Cortejo desfilou pelas ruas do centro da capital paulista neste 1º de abril, lembrando mortos pelo Estado e fazendo galhofa com Folha de S. Paulo: “a gente vai escrever um editorial para vocês”
Enquanto a polêmica determinação dada pelo presidente Lula (PT) que não se fizesse, no governo federal, nenhum tipo de manifestação ou evento em alusão ao golpe de 1964 que instaurou o ditadura militar que duraria 21 anos no Brasil, outra polêmica mais antiga parece ter ficado de fora do cardápio dos debates nas redes sociais: mas o golpe aconteceu no dia 31 de março de 1964 ou no 1º de abril, Dia da Mentira.
Para o Cordão da Mentira, bloco cívico-carnavalesco fora de época, que sai todo 1º de abril para rememorar um dos períodos mais trevosos da política brasileira, o data oficial do golpe é o Dia da Mentira, informação sempre contestada pelos militares e seus asseclas, ciosos de que sua “revolução” seja tirada de mentira ou palhaçada.
Neste 1º de abril de 2024, uma segunda-feira, não foi diferente. Se reunindo na histórica unidade da Universidade de São Paulo (USP) localizada na rua Maria Antônia, onde ocorreu em 1968 a célebre “Batalha da Maria Antônia” entre estudantes da universidade pública, de esquerda, e alunos da Universidade McKenzie, de direita, o cortejo de 200 participantes seguiu pelas ruas do Centro da capital paulista até o Memorial da Resistência, na região da Santa Ifigênia, com direito à parada estratégica na frente da sede do jornal Folha de S. Paulo.
Com o tema “De golpe em Golpe: tá lá um corpo estendido no chão”, o Cordão da Mentira lembra que a violência de Estado não foi exclusividade da ditadura, e que, quase 40 anos após seu fim oficial, ainda persiste na forma de incursões brutais e fatais da polícia pelas periferias de todo o Brasil. Como resume Dona Zilda, 71, líder das Mães de Osasco e recém ganhadora do Prêmio Marielle de Direitos Humanos: “estava vendo um documentário sobre o período e pensei que a dor de Zuzu Angel, que perdeu um filho [Stuart Angel, preso pela ditadura e desaparecido em 1971] é a mesma dor que a minha. A ditadura não acabou, só os alvos que mudaram”.
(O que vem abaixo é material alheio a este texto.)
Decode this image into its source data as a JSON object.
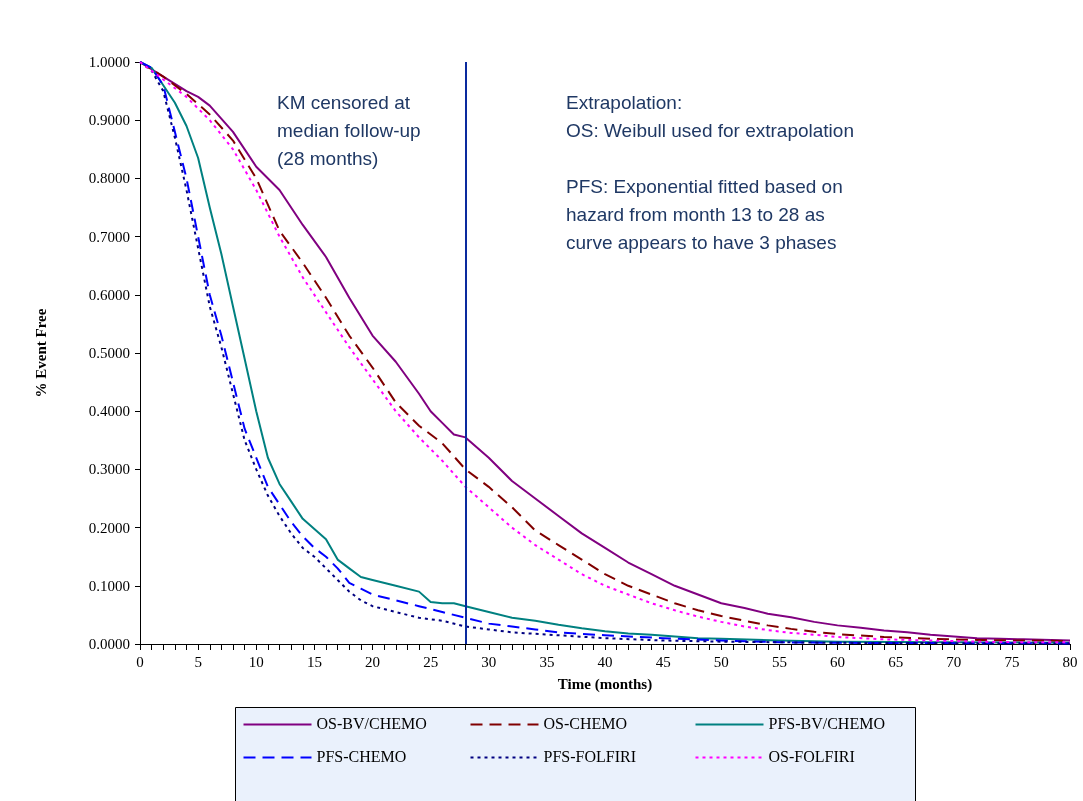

A assistente social Mariana Coura, 28 anos, complementa: “Na quebrada a ditadura nunca acabou, ainda se mata jovem preto, pobre e favelado, e a gente está aqui para combater isso”. As falas fazem eco ao discurso de Débora Silva, líder e cofundadora das Mães de Maio, na abertura do desfile: “sem o Cordão da Mentira a gente não sabe o que seria das Mães de Maio. É importante estarmos aqui juntos pra poder dizer que nós temos uma polícia assassina, um governador fascista, miliciano, racista, que escolheu as favelas e periferia da Baixada Santista para fazer a tese eleitoral dele, que não é diferente da ditadura militar – na época tivemos lá o navio [Raul] Soares [nau usada como centro de tortura e prisão pela ditadura, atracado no Porto de Santos]. Estamos dizendo que o passado é bem presente e não vamos permitir que esse fascista continue com essa tese eleitoral em cima de corpos favelados, ele [Tarcísio] é um covarde, junto com esse playboy [Guilherme Derrite] que ele arranjou para ser secretário de Segurança”.
O Cordão da Mentira se equilibra entre o humor e o terror em sua crítica à violência de Estado: jovens vestidas de militares carregando chicotes em meio à performances reproduzindo cadáveres, letras como “que em algazarra os guris assassinados/ possam voltar e cantar os chacinados” em um momento, em outro, galhofa à Folha de S. Paulo: “vamos escrever um editorial para vocês”, gritavam os manifestantes, em referência a episódios como o da “ditabranda”, enquanto a frase “Falha de SP” era projetada na fachada do prédio.
Sem maiores percalços, com baixo efetivo policial – a reportagem contou no máximo quatro viaturas acompanhando o cortejo em certa altura – o Cordão da Mentira de 2024 foi encerrado por volta das 21h45 em frente ao Memorial da Resistência, com um recado bem claro (inclusive ao presidente) projetado em suas paredes: “sem memória não há democracia”.